I'm a beginner with docker and spark with python and I'm trying out some spark examples, extracting data from a local PostgreSQL database. I've experimenting locally on a windows 10 machine running LTS Ubuntu 20.04. My docker-compose version is 1.28. I keep running into the same issue however, how do I add such-and-such a driver to my docker images. In this case, it's the postgresql jdbc driver. My question is very similar to this question. But, I'm using docker-compose instead of plain docker.

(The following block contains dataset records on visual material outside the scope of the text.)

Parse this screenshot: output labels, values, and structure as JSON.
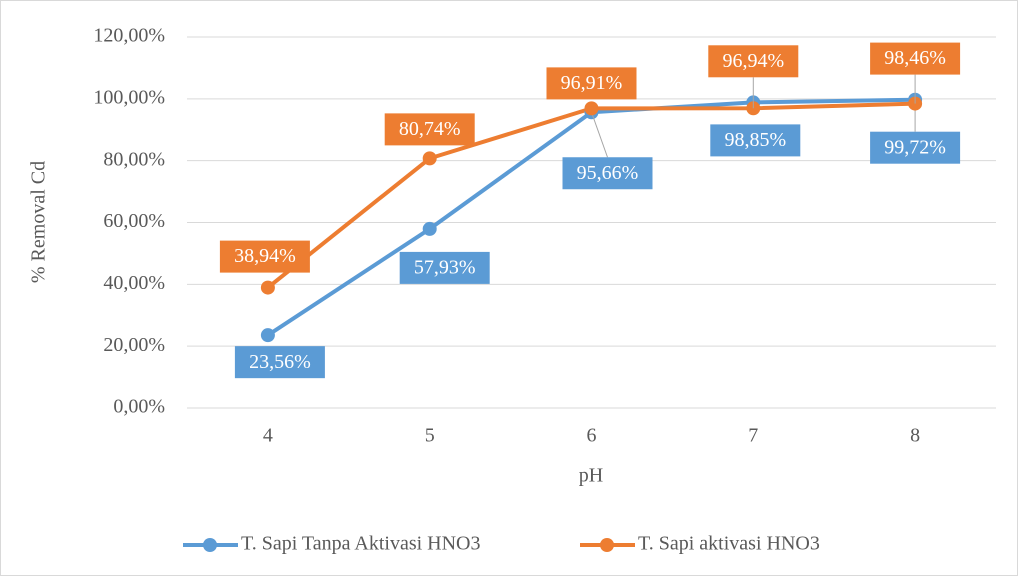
{
  "chart_data": {
    "type": "line",
    "categories": [
      "4",
      "5",
      "6",
      "7",
      "8"
    ],
    "x_label": "pH",
    "y_label": "% Removal Cd",
    "ylim": [
      0,
      120
    ],
    "yticks": [
      {
        "value": 0,
        "label": "0,00%"
      },
      {
        "value": 20,
        "label": "20,00%"
      },
      {
        "value": 40,
        "label": "40,00%"
      },
      {
        "value": 60,
        "label": "60,00%"
      },
      {
        "value": 80,
        "label": "80,00%"
      },
      {
        "value": 100,
        "label": "100,00%"
      },
      {
        "value": 120,
        "label": "120,00%"
      }
    ],
    "grid": true,
    "legend": "bottom",
    "series": [
      {
        "name": "T. Sapi Tanpa Aktivasi HNO3",
        "color": "#5b9bd5",
        "values": [
          23.56,
          57.93,
          95.66,
          98.85,
          99.72
        ],
        "value_labels": [
          "23,56%",
          "57,93%",
          "95,66%",
          "98,85%",
          "99,72%"
        ]
      },
      {
        "name": "T. Sapi aktivasi HNO3",
        "color": "#ed7d31",
        "values": [
          38.94,
          80.74,
          96.91,
          96.94,
          98.46
        ],
        "value_labels": [
          "38,94%",
          "80,74%",
          "96,91%",
          "96,94%",
          "98,46%"
        ]
      }
    ]
  }
}
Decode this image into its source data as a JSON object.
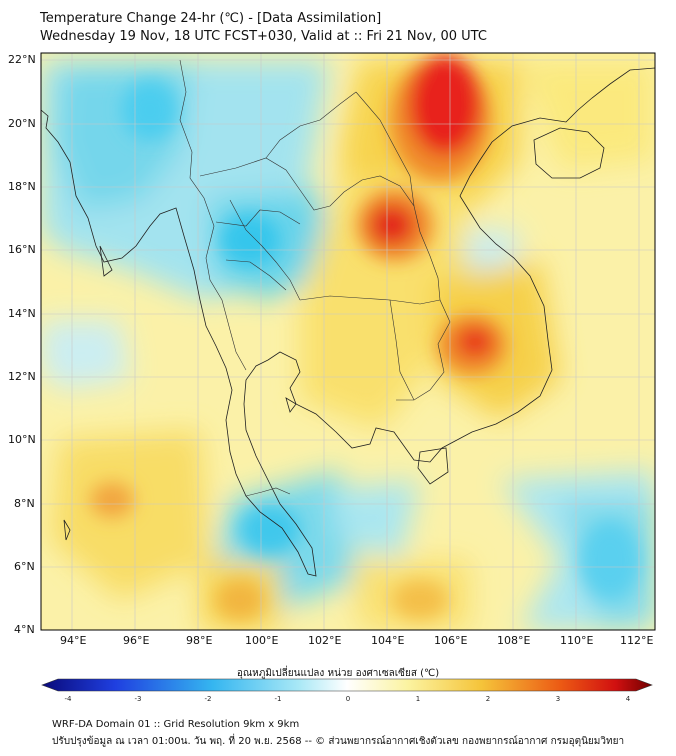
{
  "header": {
    "title_line1": "Temperature Change 24-hr (℃) - [Data Assimilation]",
    "title_line2": "Wednesday 19 Nov, 18 UTC FCST+030, Valid at :: Fri 21 Nov, 00 UTC"
  },
  "map": {
    "lon_range": [
      93,
      112.5
    ],
    "lat_range": [
      4,
      22.2
    ],
    "lat_ticks": [
      "22°N",
      "20°N",
      "18°N",
      "16°N",
      "14°N",
      "12°N",
      "10°N",
      "8°N",
      "6°N",
      "4°N"
    ],
    "lat_values": [
      22,
      20,
      18,
      16,
      14,
      12,
      10,
      8,
      6,
      4
    ],
    "lon_ticks": [
      "94°E",
      "96°E",
      "98°E",
      "100°E",
      "102°E",
      "104°E",
      "106°E",
      "108°E",
      "110°E",
      "112°E"
    ],
    "lon_values": [
      94,
      96,
      98,
      100,
      102,
      104,
      106,
      108,
      110,
      112
    ],
    "hotspots": [
      {
        "lon": 105.6,
        "lat": 20.8,
        "value": 3.4
      },
      {
        "lon": 104.0,
        "lat": 16.8,
        "value": 3.1
      },
      {
        "lon": 106.8,
        "lat": 12.9,
        "value": 3.0
      },
      {
        "lon": 95.3,
        "lat": 8.1,
        "value": 2.2
      },
      {
        "lon": 99.5,
        "lat": 4.8,
        "value": 1.8
      }
    ],
    "coldspots": [
      {
        "lon": 96.0,
        "lat": 19.0,
        "value": -1.6
      },
      {
        "lon": 100.2,
        "lat": 16.0,
        "value": -1.7
      },
      {
        "lon": 99.8,
        "lat": 6.8,
        "value": -1.7
      },
      {
        "lon": 109.0,
        "lat": 5.6,
        "value": -1.4
      },
      {
        "lon": 94.2,
        "lat": 21.4,
        "value": -1.5
      }
    ]
  },
  "colorbar": {
    "title": "อุณหภูมิเปลี่ยนแปลง หน่วย องศาเซลเซียส (℃)",
    "tick_labels": [
      "-4",
      "-3",
      "-2",
      "-1",
      "0",
      "1",
      "2",
      "3",
      "4"
    ],
    "tick_values": [
      -4,
      -3,
      -2,
      -1,
      0,
      1,
      2,
      3,
      4
    ],
    "min": -4,
    "max": 4
  },
  "footer": {
    "line1": "WRF-DA Domain 01 :: Grid Resolution 9km x 9km",
    "line2": "ปรับปรุงข้อมูล ณ เวลา 01:00น. วัน พฤ. ที่ 20 พ.ย. 2568 -- © ส่วนพยากรณ์อากาศเชิงตัวเลข กองพยากรณ์อากาศ กรมอุตุนิยมวิทยา"
  },
  "colors": {
    "warm_yellow": "#f7ea6a",
    "hot_red": "#e8201a",
    "cool_cyan": "#62d3ef",
    "land_line": "#222222"
  }
}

Here is the docker-compose section for the all-spark-notebook image:
services:
spark:
image: jupyter/all-spark-notebook:latest
ports:
- "8888:8888"
working_dir: /home/$USER/work
volumes:
- $PWD/work:/home/$USER/work
environment:
PYSPARK_SUBMIT_ARGS: --packages org.apache.spark:spark-sql-kafka-0-10_2.12:3.1.1 --jars /usr/share/java/postgresql.jar pyspark-shell
The packages entry is necessary to get my kafka integration to work in jupyter (and it does). The --jars entry is my attempt to reference the postgresql jdbc driver installed in the ubuntu LTS terminal using:
sudo apt-get install libpostgresql-jdbc-java libpostgresql-jdbc-java-doc
In python, I've tried this:
conf = SparkConf()
conf.set("spark.jars", "/usr/share/java/postgresql.jar")
findspark.init()
spark = SparkSession \
.builder \
.config(conf=conf) \
.appName("My App") \
.getOrCreate()
dataframe = spark.read.format('jdbc').options(\
url = "jdbc:postgresql://host.docker.internal:5432/postgres?user=user&password=***",\
database='postgres',
dbtable='cloud.some-table'
).load()
dataframe.show()
But, I get the following error message:
java.sql.SQLException: No suitable driver
just like the referenced previous poster.
Any ideas? This should be easy, but I'm struggling.